MUMBAI: Private sector mortgage lender Dewan Housing Finance today reported a 15 per cent increase in net profit for the quarter ended March at Rs 162.28 crore, driven by a healthy rise in retail loans.

This pushed up net interest income by 30 per cent. "Our net profit increased 14.95 per cent to Rs 162.28 crore for the March quarter as against Rs 141.17 crore in the corresponding quarter of the previous year," Dewan Housing said in a statement.

Gross NPA stood at 0.84 per cent while net NPA was zero, the company said.

Loan disbursements and sanctions rose to Rs 6,291.35 crore and Rs 9,386.85 crore, from the earlier Rs 5,743 crore and Rs 7,243 crore respectively, the lender said.

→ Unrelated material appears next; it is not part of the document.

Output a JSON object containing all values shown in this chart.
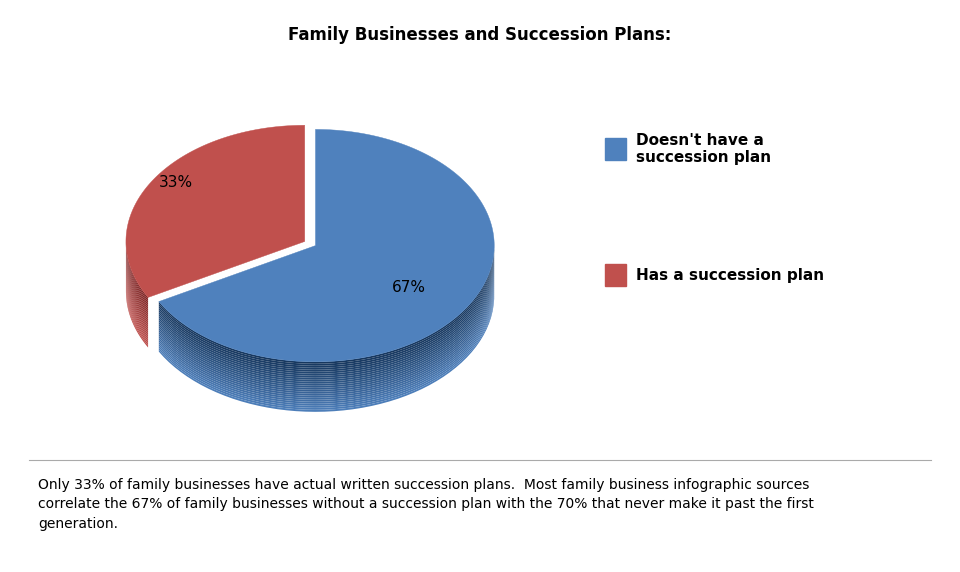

Total income rose 11.67 per cent to Rs 1,582.48 crore during the quarter from Rs 1,417.13 crore a year ago. The net interest margin of the lender stood at 2.89 per cent for the quarter as well as for the full fiscal, its chairman and managing director Kapil Wadhawan said.

Advances grew 10 per cent while sanctions rose 29.5 per cent, taking the total assets under its management to over Rs 57,000 crore, up 27 per cent, he said.

When asked about growth expectations, Wadhawan told PTI that it could be above 20 per cent this fiscal, adding that there is a lot of optimism in the market on the back of reduction in lending rates.

DHFL had reduced its lending rate by 10 basis points to 9.90 per cent earlier in the month to match its larger rivals like HDFC, SBI and ICICI Bank.

Over 80 per cent of loans are retail, he added. When asked about branch expansion, he said there are no major plans as the company is sufficiently covered after adding 105 branches in the reporting year, taking its total outlets to 340.

Wadhawan said there is no immediate fund-raising plans too, as it is adequately capitalised. The company had raised USD 175 million through the special ECB window last in FY14.

For the full fiscal, its net income rose 17.45 per cent to Rs 621.29 crore while loan book outstanding grew 26.18 per cent to Rs 51,039.65 crore. Total income grew 20.41 per cent to Rs 5,981.64 crore.